Doug calmly cracks eggs into a dish. Apparently he’s used to this. “Hey,” he says, “you made a frickin pinata for Jack’s birthday party.”
Jack always wants a pinata for his birthday party. This year, he wanted a Perseus party with a Medusa head pinata.
The party store didn’t have a Medusa head pinata.
So Jack and I had to make one. A half hour before his party started, I was frantically blow-drying the stupid thing because, once again, I had failed to start this little project in a timely manner or plan my day well enough to finish it without panic.
When I remind Doug of this, he simply says, “But you made it.” Then he pours the eggs into the pan. They sizzle and bubble.
Clearly he’s not getting it. He doesn’t understand what a wretched, disorganized mess I truly am. I decide that if he, my husband and best friend, doesn’t understand, no one will.
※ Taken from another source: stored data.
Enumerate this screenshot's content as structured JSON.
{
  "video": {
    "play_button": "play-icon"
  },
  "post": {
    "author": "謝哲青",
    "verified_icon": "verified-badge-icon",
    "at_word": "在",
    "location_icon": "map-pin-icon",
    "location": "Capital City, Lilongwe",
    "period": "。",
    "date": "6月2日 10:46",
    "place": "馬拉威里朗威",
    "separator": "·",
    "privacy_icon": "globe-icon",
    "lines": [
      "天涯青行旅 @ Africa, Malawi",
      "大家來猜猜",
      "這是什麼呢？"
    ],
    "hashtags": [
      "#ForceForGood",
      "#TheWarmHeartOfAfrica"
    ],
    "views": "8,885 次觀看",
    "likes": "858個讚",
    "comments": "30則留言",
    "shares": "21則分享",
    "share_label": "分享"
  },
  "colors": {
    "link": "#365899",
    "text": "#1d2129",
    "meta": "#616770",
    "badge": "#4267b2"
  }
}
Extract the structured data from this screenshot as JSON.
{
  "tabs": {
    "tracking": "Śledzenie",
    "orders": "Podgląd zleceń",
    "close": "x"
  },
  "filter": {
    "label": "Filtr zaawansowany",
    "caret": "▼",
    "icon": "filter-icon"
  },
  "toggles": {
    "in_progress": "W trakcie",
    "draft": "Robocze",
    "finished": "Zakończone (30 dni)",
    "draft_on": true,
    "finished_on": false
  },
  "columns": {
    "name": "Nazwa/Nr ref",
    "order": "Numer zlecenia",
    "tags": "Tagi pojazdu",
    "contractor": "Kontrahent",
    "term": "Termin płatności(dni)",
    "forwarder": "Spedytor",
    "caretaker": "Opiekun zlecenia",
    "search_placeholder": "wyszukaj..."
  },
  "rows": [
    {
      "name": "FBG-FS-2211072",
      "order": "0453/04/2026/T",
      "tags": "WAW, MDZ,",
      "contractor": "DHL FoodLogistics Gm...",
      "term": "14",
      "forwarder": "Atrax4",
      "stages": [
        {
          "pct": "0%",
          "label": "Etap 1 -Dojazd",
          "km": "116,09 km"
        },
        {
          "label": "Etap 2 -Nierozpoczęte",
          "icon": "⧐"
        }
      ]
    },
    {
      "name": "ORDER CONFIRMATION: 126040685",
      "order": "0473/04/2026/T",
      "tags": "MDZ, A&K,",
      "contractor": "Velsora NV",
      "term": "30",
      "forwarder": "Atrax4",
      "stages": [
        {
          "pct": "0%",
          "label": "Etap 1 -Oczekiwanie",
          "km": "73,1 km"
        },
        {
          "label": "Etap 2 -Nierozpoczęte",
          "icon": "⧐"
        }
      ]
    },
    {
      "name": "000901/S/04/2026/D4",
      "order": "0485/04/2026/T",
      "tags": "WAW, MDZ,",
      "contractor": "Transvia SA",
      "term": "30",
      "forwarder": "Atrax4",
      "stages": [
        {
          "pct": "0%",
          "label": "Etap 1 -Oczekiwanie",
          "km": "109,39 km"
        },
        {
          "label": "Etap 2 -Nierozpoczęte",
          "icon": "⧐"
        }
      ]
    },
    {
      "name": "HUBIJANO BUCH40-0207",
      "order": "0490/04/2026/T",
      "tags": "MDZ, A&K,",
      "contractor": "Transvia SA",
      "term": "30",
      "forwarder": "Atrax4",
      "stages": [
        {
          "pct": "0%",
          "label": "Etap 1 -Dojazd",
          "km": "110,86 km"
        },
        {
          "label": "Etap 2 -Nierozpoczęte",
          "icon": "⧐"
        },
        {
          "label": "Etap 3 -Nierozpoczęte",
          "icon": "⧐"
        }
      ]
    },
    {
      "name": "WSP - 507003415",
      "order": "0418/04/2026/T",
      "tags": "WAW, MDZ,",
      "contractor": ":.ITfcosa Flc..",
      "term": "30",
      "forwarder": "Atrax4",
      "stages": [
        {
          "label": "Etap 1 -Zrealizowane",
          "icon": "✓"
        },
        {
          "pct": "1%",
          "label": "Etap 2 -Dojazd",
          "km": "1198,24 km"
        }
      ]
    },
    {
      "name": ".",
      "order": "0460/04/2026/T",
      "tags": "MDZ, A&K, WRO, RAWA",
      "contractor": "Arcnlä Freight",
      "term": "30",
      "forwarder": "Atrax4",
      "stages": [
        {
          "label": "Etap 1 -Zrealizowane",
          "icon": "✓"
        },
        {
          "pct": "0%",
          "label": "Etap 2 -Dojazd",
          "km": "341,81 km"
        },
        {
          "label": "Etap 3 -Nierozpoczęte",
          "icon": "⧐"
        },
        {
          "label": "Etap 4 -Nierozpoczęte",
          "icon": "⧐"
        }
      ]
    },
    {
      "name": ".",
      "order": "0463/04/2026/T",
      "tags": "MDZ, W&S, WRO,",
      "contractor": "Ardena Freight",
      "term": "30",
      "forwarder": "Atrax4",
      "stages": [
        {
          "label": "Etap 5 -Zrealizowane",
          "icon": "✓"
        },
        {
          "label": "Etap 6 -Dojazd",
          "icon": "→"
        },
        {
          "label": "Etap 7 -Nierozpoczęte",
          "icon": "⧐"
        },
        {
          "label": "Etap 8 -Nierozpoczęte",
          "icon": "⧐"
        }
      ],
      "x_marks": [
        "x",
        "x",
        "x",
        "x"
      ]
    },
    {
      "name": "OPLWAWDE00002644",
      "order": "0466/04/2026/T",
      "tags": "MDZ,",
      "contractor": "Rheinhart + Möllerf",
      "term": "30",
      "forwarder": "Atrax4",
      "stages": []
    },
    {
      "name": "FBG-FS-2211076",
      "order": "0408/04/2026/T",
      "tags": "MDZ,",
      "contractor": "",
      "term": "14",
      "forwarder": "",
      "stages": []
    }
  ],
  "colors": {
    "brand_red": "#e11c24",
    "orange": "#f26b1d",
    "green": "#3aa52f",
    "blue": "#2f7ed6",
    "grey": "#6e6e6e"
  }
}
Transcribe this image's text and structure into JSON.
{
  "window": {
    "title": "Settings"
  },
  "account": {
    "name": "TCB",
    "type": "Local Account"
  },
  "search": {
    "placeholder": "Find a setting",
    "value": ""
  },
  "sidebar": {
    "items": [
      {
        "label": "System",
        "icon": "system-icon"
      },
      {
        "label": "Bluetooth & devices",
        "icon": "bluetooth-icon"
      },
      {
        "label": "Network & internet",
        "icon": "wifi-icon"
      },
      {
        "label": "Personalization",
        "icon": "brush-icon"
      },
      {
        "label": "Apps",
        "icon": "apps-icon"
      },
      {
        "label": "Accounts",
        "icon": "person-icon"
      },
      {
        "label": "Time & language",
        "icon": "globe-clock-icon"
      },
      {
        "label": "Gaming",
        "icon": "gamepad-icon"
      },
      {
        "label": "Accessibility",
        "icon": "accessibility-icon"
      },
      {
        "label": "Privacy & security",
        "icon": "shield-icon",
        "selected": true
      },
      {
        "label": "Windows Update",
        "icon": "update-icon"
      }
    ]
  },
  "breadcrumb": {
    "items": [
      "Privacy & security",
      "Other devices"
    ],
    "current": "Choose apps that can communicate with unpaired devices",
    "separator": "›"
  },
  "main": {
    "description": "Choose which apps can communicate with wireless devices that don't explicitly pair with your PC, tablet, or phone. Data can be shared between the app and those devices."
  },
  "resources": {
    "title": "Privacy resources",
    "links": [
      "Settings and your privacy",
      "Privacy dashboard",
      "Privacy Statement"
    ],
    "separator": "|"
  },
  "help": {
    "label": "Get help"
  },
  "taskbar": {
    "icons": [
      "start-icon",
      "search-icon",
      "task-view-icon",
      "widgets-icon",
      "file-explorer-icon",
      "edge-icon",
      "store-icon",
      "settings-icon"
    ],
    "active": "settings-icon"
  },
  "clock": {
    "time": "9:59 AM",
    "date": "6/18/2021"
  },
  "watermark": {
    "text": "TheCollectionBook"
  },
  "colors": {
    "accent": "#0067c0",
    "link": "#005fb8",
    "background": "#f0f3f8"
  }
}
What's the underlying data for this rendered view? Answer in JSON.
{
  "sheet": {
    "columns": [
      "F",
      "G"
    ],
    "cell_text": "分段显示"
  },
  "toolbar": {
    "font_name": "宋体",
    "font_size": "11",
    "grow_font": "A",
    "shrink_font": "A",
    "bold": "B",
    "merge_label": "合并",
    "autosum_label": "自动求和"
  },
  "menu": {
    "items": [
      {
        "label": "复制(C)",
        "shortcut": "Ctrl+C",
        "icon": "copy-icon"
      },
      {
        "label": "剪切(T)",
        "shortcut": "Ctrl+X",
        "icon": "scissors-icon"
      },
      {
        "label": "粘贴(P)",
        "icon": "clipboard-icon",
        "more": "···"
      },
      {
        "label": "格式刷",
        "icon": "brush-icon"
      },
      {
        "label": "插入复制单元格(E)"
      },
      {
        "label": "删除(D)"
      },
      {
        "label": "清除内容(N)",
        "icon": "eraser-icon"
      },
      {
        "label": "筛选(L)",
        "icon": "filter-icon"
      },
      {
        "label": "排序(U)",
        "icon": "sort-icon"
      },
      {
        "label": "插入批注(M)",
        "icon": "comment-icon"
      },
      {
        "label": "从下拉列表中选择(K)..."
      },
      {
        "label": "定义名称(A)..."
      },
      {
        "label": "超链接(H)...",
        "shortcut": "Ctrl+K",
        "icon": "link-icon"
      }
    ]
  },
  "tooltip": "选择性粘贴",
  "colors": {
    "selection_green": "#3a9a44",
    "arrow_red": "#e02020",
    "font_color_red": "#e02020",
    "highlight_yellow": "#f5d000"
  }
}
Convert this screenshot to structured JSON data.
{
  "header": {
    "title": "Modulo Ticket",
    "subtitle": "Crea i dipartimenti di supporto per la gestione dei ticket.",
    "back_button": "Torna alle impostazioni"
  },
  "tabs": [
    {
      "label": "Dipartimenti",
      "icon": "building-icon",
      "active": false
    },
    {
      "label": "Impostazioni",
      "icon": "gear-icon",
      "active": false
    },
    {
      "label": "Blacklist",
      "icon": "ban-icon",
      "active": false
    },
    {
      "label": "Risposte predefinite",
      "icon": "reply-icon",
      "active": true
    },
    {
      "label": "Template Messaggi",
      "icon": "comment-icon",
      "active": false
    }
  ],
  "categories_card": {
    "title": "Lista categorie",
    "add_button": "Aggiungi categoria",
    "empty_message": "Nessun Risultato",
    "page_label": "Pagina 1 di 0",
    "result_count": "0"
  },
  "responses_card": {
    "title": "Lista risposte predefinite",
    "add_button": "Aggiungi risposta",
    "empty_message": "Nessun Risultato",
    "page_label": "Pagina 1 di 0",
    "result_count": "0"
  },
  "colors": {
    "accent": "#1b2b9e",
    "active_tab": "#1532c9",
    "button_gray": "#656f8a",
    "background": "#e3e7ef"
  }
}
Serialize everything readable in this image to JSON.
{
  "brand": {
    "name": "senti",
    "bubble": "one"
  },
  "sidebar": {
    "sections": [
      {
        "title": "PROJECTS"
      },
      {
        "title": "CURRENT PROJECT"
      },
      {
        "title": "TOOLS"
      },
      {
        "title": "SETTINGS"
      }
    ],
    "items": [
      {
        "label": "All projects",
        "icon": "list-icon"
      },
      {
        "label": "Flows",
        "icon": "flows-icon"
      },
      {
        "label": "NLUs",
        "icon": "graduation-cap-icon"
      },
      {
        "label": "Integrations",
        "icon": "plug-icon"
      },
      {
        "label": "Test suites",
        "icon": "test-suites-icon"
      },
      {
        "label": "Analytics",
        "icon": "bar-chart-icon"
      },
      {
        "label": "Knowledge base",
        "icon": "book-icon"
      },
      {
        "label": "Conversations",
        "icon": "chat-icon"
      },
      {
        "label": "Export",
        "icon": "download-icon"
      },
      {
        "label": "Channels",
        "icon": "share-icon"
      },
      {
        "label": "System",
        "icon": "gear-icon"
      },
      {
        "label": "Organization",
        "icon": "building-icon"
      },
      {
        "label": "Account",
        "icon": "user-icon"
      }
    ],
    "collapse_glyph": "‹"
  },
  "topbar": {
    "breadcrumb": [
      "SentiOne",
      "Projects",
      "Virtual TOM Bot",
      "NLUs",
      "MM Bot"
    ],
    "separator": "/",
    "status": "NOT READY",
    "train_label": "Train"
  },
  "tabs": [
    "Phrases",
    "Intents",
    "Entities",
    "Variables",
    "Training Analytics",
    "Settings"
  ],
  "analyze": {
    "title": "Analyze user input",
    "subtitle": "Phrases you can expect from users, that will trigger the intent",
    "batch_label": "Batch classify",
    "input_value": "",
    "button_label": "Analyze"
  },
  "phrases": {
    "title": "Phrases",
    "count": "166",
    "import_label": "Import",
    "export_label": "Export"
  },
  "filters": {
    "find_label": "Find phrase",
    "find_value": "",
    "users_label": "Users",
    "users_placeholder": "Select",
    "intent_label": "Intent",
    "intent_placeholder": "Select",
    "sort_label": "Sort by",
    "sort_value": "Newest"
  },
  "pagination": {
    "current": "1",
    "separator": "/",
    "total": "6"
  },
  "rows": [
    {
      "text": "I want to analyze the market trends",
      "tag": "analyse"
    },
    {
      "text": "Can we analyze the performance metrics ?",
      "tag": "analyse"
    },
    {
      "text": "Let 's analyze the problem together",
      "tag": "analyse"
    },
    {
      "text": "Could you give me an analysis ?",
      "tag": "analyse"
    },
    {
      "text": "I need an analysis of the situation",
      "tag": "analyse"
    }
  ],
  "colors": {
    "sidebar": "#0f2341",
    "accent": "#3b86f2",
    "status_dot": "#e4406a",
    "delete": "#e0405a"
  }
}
It is a depressing thought.
The rest of the day unfolds more or less along these lines, with me feeling sorry for myself because I’m exhausted and disorganized and I have a cold and a pile of dishes and a pile of laundry and a pile of work that I never manage to finish.
Life sucks.
Then I get the mail. Among the junk and the flyers advertising sales at nearby chain grocery stores is a magazine from Compassion International, through whom we sponsor a child. The cover article is about child prostitution in Brazil.
Suddenly my world becomes extremely clear.
I realize as I look at the girl on the cover just how safe and clean and, yes, easy my life is. So I have a trifling little cold and dishes and laundry that never end. I don’t have to fight sexual predators on a daily basis. I don’t have to watch my daughter and sons fight them. I don’t have to choose between starvation and prostitution.
Used to be, reading things like this would just deepen my self-loathing. Today, though, it draws me up short, makes me see my life through other lenses.
I ask God to forgive me for my lack of gratitude this day, for my willful loathing of my good, safe, clean, well-fed, housed, and healthy life.
The pile of laundry is still here, mounded on the bed once more. I don’t know when I’m going to get to it all. But it doesn’t matter so much anymore.
I pick up a towel and fold it, and I pray for those children in Brazil, for our sponsored child in Guatemala, asking God to give them a life as good as mine.